Annoyed but obedient, Doheny settled back and watched the dim red spot merge with the bigger spot that was a car motor. That tears it, he thought; that makes them police, whether they're real or not.
He saw the larger infrared source move away, leaving behind a second source smaller than a car but comfortably bigger than one man.. That jerked him alert, and he moved to the window to check. It was there, all right, and ...
He lost interest and returned to the infrascope. The cloverleaf-shaped source was still there, not moving, the right color to be four unconscious men. A man-sized source separated itself from the milling mass around the abandoned car, moving toward the cloverleaf source. Seconds later there was pandemonium.
Gasping, wheezing, running for their lives, they pelted out of Parlette Park and into a wide, well-lighted village walk. Matt gripped Laney's wrist as they ran, so that she couldn't "forget about him" and wander off on her own. As they reached the walk, Laney pulled back on his arm.
"Okay... We can... relax now."
"How far... to the Hospital?"
" 'Bout... two miles."
Ahead of them the white lights of Implementation cars faded behind a lighted dome of fog as they chased an empty car on autopilot.
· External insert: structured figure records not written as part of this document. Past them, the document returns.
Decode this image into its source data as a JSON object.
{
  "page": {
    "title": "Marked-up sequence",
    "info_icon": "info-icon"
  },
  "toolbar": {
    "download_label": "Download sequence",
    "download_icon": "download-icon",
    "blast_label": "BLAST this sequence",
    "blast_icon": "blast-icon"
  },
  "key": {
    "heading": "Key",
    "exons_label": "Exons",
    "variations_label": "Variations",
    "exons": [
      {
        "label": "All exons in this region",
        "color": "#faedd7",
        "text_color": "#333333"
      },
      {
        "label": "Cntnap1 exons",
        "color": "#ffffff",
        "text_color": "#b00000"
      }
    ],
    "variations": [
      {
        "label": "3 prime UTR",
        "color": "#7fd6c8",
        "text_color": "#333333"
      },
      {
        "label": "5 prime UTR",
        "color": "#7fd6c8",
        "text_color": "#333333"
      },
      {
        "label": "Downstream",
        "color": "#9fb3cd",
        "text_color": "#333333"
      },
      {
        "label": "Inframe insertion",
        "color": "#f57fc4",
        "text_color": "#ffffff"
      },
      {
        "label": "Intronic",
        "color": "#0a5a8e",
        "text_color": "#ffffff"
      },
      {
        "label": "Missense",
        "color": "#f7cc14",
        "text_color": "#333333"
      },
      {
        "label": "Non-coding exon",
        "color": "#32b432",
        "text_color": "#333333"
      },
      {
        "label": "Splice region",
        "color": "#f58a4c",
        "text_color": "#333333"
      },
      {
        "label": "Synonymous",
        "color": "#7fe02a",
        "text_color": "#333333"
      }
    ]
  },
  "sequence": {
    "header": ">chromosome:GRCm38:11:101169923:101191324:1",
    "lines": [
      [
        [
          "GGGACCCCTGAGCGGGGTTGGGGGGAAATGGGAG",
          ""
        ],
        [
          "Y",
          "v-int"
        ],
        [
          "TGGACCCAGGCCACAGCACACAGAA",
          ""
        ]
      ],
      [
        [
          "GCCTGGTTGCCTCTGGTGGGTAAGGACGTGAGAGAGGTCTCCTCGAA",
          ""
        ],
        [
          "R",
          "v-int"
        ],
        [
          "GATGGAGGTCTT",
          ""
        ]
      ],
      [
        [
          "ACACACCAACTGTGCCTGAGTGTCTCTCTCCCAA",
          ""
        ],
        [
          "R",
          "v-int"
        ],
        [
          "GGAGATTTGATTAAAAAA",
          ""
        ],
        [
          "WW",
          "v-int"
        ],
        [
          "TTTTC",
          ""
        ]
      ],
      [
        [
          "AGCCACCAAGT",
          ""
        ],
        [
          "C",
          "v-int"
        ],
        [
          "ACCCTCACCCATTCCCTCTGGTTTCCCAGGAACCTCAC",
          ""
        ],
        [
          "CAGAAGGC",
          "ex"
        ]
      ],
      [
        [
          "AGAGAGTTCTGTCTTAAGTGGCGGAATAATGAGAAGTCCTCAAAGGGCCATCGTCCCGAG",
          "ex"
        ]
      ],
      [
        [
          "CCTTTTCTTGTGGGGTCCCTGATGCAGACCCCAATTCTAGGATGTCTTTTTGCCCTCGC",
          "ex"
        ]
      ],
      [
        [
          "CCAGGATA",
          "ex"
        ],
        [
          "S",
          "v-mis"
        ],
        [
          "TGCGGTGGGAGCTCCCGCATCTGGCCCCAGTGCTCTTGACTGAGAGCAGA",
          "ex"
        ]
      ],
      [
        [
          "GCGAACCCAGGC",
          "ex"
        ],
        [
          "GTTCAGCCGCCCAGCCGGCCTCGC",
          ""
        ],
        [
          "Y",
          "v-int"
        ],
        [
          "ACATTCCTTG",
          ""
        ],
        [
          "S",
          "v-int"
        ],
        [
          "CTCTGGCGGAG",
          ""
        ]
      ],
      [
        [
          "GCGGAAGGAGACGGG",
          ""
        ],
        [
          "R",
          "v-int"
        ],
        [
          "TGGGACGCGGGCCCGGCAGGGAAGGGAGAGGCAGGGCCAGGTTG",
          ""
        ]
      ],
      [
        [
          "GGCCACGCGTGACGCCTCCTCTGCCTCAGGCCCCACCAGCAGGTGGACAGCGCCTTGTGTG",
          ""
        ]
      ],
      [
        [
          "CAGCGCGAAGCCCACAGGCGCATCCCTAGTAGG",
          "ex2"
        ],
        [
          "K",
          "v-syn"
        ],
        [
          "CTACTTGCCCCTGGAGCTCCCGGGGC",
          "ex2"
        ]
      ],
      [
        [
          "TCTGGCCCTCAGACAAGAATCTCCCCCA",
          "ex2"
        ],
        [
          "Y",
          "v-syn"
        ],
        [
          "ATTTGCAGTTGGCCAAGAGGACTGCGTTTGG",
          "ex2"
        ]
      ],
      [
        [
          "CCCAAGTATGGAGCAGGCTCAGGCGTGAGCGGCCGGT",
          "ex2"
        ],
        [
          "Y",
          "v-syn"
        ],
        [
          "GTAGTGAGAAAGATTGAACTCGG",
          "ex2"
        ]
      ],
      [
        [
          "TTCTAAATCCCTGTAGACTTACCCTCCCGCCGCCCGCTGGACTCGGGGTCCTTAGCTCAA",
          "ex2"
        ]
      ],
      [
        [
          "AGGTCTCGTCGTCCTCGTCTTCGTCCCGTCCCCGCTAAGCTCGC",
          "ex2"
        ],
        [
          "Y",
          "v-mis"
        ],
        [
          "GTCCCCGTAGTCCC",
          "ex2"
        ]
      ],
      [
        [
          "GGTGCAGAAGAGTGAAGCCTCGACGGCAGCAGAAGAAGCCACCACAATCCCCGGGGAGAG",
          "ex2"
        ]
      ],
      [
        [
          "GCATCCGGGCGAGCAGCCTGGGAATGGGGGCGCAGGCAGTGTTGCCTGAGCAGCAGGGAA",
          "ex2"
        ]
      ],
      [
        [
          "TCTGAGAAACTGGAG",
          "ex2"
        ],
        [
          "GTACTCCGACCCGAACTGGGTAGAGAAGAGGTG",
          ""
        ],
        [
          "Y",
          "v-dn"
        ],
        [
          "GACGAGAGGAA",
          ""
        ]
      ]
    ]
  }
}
A yellow glow touched the fading far end of the walk -the lights of the Hospital.
The walk was a rectangular pattern of red brick, luxuriously wide, with great spreading chestnut trees planted down the middle in a pleasantly uneven row. Street lights along the sides illuminated old and individualistic houses. The chestnuts swayed and sang shrilly in the wind. The wind blew the still-thinning fog into curls and streamers; it cut steel-cold through wet clothes and wet skin to reach meat and marrow.
"We've got to get some clothes," said Matt.
"We'll meet someone. We're bound to. It's only nine."
"How could those crew stand it? Swimming!"
"The water was hot. Probably they had a sauna bath waiting somewhere. I wish we did."
"We should have taken that car."
"Your power wouldn't have hidden us. At night they couldn't see your face in a car window. They'd have seen a stolen car, and they'd have bathed it in sonics, which is just what they must be doing now."
"And why did you insist on stripping that policeman? And having got the damn suit, why did you throw it away?"
"For the Mist Demons' sake, Matt! Will you trust me?"
"Sorry. We could either of us use that coat."
"It's worth it. Now they'll be looking for one man in an Implementation uniform. Hey! In front of me, quick!"
A square of light had appeared several houses down. Matt stepped in front of her and stooped, hands on knees, so she could use his shoulder as a gun rest.
It had worked on four police in Parlette Park. It worked now. A crew couple appeared in the light. They turned and waved to their hosts, turned again and moved down the steps, hunching slightly against the wind. The closing door cut the light from them and left them as dim moving shadows. As they touched the brick, they crossed the flat trajectories of two hunting slivers.
Matt and Laney stripped them and left them propped against a garden hedge for the sun to find.
"Thank the Mist Demons," said Matt. He was still shivering inside the dry clothes.
Laney was already thinking ahead. "We'll stick with the houses as far as we can. These houses give off a lot of infrared. They'll screen us. Even if a car does spot us, he'll have to drop and question us to be sure we're not crew."
"Good. What happens when we run out of houses?"